On the other hand, nobody would look at me weird this time if I had a screwdriver in my hand.  I think I was born to be a field tech.  I like climbing ladders and poking my head up into dropped-tile ceilings and making network cables by lining up the tiny little wires.  I've had several of "the guys" pop in and ask me if I'm going to apply, and I get the sense they're not going to take "no" for an answer.  It appears to be a coordinated effort.

That should make me feel really, really good.

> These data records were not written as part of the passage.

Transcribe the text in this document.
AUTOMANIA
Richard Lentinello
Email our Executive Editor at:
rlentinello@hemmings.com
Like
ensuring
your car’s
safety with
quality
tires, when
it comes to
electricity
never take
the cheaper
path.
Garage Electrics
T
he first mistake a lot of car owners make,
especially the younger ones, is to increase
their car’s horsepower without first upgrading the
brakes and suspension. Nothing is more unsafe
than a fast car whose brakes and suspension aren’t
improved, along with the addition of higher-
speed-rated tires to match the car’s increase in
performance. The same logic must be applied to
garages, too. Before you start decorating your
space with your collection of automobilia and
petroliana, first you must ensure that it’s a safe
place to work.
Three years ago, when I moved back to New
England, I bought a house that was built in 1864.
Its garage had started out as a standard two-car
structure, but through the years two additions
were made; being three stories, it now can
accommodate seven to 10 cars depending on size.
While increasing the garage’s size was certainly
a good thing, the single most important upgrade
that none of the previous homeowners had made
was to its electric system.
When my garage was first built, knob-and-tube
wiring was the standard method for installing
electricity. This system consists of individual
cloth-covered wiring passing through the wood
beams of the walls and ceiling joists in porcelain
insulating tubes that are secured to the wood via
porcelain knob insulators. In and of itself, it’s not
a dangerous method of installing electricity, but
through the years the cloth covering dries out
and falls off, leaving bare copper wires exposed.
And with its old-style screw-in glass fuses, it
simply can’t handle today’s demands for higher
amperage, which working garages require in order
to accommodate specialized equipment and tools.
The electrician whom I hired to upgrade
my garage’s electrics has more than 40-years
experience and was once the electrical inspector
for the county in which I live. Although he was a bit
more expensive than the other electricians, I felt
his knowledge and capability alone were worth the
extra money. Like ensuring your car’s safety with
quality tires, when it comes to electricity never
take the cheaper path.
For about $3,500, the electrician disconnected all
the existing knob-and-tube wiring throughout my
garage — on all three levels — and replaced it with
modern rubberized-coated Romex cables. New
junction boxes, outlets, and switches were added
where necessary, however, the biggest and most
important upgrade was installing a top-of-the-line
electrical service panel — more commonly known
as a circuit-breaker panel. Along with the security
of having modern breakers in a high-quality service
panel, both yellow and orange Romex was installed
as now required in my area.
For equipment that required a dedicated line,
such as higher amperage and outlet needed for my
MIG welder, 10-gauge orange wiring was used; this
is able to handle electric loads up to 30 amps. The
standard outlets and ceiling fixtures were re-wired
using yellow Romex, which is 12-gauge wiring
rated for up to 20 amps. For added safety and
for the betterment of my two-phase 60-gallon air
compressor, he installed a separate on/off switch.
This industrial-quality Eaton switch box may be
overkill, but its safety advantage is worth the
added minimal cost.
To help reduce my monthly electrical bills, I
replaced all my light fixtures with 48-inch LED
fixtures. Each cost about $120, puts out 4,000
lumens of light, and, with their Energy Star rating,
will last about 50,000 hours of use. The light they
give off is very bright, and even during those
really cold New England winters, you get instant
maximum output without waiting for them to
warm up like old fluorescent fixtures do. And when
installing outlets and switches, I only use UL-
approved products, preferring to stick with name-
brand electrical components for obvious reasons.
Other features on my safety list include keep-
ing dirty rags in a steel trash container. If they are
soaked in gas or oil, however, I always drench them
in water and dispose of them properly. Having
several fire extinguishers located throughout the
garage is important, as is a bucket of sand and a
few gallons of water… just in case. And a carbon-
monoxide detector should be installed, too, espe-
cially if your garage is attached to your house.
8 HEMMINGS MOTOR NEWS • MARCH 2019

But my tennis racket is on the wall now, and the plants that I've had for years that are all healthy and green because they came from Ikea and also they're plastic, and my certificate that one of the guys made for me for dealing with a particularly difficult customer, commemorating the "get your crap off the keyboard" incident of 2016.  I have coffee pods and my calcium chews and my little Ikea lamps.  (P.J. once said the sentence, "But we don't need to go to Ikea this weekend, we don't need anything there."  Isn't she funny?)  I've got Dilbert cartoons pinned to the wall and a place to hang my umbrella.  I have a place.  A space.  It is mine.  I would lose it and be ousted.

My daddy came by an oscilloscope once when I was a kid, maybe while he was doing the electronics correspondence courses.  My wavering looks like the read-out on that little screen.